Heichberger is also known in the surrounding community as the founder, producer and moderator of the radio program “Focus on Education;” as a regular columnist in the Observer daily newspaper and as a motivational speaker. He established the Heichberger Family and Scholars Leadership Endowment through the Fredonia College Foundation to benefit future educators.

Dr. Marletta, a 1973 graduate of Fredonia, has compiled an impressive career as an educator and researcher after receiving his doctorate from the University of California at San Francisco. He has taught at M.I.T., the University of Michigan and the Howard Hughes Medical Institute and also taught and held an endowed chair at the University of California at Berkley. Marletta also served as president and CEO and held an endowed chair at The Scripps Research Institute, a world renowned pioneer in biomedical science. He recently returned to the University of California at Berkley as the CH and Annie Li Chair in the Molecular Biology of Diseases.

Marletta was awarded the prestigious John D. and Catherine T. MacArthur Fellowship and elected to the Institute of Medicine, the American Academy of Arts and Sciences, the National Academy of Sciences and the National Academy of Inventors.

Individual awards received by Marletta include the Fredonia Alumni Outstanding Achievement Award, the Harrison Howe Award, the Repligen Award, the Esselen Award for Chemistry in the Public Interest, the Alfred Bader Award in Bioorganic or Bioinorganic Chemistry and the University of California at San Francisco’s 150th Anniversary Alumni Excellence Award.

Marletta continues to support science education and research at Fredonia.
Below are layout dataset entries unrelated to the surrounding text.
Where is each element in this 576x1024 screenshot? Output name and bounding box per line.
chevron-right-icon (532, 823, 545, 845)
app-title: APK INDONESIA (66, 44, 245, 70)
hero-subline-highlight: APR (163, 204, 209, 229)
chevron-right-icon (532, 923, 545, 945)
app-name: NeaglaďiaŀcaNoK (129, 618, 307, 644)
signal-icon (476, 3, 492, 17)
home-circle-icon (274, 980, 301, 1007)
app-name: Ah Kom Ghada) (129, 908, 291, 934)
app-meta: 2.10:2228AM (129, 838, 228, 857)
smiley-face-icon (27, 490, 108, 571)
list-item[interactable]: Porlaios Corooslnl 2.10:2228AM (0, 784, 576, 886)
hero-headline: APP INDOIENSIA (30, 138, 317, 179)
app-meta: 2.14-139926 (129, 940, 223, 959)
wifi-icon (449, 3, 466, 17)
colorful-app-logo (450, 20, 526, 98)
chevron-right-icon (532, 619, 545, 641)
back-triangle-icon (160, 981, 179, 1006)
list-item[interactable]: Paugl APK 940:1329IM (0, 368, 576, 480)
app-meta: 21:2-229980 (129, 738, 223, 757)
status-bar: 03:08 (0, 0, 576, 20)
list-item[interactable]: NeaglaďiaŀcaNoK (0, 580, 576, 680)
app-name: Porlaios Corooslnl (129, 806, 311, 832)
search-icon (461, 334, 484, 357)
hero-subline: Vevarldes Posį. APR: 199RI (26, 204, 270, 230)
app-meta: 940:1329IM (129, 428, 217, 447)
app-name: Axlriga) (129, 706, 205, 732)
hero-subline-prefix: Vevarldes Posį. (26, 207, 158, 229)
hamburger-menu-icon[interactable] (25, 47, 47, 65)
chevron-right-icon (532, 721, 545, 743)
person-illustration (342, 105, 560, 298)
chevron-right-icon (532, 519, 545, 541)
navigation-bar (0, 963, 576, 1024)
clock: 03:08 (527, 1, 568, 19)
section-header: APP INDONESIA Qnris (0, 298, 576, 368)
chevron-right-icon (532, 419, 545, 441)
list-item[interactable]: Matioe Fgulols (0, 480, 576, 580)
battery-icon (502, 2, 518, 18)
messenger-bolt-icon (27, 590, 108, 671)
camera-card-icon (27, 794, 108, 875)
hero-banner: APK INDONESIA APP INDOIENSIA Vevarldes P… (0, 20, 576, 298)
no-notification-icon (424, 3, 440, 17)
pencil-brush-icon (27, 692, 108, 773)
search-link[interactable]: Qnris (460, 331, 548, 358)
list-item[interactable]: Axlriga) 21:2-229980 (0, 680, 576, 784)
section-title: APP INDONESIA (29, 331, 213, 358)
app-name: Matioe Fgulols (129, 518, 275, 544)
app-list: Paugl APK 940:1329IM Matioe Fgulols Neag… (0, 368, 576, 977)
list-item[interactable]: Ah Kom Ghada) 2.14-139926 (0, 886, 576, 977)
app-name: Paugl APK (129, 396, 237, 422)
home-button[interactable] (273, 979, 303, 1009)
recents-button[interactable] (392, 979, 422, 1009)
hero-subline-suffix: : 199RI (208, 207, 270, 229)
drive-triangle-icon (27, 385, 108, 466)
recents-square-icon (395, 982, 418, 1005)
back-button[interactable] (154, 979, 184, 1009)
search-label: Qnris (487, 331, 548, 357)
He served as an advisor in the development of the Biochemistry major, as a guest lecturer, mentor and chair of the Science Advisory Council, and advisor in the development of Fredonia’s new Science Center. He has been a board member of the Fredonia College Foundation since 2002 and, with his wife, Margaret, established the Mary J. Marletta Scholarship.

For more than 20 years, the 1891 Fredonia Opera House has provided a wide range of programming including music, theater and dance performances and independent film screenings. It also hosts high-definition satellite broadcasts and the annual Bach and Beyond Baroque Music Festival.
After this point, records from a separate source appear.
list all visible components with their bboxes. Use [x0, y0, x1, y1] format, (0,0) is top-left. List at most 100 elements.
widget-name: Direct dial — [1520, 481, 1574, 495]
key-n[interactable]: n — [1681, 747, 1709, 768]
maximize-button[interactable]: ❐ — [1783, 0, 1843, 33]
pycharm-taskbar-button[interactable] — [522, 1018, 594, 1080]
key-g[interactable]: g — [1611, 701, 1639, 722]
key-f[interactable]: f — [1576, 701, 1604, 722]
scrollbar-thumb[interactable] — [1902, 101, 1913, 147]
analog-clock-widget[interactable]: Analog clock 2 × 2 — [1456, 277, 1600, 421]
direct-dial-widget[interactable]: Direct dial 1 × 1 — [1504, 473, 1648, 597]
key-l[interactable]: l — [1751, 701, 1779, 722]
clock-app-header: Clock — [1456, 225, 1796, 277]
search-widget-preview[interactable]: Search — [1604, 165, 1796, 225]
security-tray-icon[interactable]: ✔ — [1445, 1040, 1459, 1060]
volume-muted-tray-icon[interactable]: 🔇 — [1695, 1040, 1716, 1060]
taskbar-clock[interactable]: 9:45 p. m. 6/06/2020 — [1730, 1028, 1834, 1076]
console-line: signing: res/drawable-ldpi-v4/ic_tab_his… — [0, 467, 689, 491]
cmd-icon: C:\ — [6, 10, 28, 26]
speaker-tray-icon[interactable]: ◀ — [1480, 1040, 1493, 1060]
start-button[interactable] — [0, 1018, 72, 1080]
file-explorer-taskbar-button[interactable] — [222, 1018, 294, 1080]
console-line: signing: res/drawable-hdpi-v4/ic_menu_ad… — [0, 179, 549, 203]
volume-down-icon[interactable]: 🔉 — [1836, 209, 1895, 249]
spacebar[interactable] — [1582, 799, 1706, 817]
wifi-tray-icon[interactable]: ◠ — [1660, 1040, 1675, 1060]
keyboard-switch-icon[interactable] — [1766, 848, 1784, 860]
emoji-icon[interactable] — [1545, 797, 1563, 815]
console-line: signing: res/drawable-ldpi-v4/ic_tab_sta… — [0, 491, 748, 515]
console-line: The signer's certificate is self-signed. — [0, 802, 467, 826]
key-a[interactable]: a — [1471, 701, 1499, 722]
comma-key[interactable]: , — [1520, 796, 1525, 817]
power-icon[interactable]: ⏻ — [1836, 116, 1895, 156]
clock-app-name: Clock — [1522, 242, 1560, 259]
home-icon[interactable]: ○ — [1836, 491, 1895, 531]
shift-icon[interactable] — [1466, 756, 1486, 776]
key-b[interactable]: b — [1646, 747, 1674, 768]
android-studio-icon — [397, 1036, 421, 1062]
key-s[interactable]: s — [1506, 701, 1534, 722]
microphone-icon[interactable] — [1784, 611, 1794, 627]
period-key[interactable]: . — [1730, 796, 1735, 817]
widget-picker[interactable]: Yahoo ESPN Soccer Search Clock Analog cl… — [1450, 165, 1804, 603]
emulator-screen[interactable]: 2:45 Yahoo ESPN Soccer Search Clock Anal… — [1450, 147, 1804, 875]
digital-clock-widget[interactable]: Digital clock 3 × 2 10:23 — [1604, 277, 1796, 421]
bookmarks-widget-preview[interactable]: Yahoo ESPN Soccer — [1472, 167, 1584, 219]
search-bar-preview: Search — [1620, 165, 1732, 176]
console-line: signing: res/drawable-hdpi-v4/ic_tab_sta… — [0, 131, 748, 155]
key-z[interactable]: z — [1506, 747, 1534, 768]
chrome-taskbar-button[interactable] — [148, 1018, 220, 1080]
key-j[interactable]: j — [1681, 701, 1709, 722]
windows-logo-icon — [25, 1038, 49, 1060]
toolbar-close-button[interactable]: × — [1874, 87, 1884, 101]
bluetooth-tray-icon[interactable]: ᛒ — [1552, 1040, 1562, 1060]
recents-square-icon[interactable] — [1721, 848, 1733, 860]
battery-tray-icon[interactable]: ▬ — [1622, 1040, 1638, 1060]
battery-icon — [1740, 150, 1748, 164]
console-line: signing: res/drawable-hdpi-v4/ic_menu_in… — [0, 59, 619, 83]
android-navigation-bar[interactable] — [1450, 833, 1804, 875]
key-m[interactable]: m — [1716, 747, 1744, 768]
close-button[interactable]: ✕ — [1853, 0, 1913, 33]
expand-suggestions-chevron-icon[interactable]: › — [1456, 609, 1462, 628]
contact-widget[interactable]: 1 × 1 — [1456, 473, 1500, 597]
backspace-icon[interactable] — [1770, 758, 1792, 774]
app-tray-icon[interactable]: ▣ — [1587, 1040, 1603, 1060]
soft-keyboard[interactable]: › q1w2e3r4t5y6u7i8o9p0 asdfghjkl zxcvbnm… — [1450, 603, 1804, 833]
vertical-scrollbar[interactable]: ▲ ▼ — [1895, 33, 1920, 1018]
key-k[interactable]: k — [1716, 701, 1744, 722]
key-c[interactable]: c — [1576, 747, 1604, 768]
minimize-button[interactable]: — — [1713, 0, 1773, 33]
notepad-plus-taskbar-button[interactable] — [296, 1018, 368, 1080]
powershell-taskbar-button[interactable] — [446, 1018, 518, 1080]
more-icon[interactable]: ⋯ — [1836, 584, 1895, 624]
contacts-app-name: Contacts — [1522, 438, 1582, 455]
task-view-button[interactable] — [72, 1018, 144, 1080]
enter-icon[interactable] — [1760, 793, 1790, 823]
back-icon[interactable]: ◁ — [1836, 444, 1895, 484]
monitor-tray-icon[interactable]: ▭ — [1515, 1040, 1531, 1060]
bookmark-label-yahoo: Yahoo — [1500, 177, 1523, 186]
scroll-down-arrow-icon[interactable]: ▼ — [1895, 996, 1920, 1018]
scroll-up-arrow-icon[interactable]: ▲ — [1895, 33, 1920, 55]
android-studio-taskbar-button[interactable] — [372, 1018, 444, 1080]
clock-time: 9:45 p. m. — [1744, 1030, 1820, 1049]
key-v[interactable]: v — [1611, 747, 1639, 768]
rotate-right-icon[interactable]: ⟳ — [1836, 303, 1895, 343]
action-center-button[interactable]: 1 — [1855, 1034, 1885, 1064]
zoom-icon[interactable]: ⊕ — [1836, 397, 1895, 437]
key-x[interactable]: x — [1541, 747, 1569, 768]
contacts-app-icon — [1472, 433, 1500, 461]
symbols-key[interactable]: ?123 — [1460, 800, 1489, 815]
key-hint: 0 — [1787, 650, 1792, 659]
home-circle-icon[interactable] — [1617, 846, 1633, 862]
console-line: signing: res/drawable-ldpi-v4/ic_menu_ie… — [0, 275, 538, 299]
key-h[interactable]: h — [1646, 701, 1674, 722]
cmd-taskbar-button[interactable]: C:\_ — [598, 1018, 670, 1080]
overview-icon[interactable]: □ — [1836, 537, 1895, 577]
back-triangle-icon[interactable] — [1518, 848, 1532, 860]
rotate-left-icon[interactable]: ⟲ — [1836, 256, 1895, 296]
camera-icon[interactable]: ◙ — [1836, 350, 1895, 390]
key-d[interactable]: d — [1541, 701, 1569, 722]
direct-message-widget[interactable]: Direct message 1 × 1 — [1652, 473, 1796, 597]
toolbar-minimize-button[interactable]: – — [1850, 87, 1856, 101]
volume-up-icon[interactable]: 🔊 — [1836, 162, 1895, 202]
That the 444-seat restored vaudeville theater opera house has endured into a third century is a testament to the civic spirit and support that saved it from demolition in the 1980s. The community raised more than $1,000,000 and gave over 30,000 volunteer hours to return the Barker Commons landmark to its original splendor. It received the N.Y.S. Historic Preservation Award in 1995, a year after reopening.

Richard Lewis serves as president of its board of directors. Opera house staff includes Rick Davis, executive director; Dan Allen, technical director; and Marsha Finley, business/box office manager.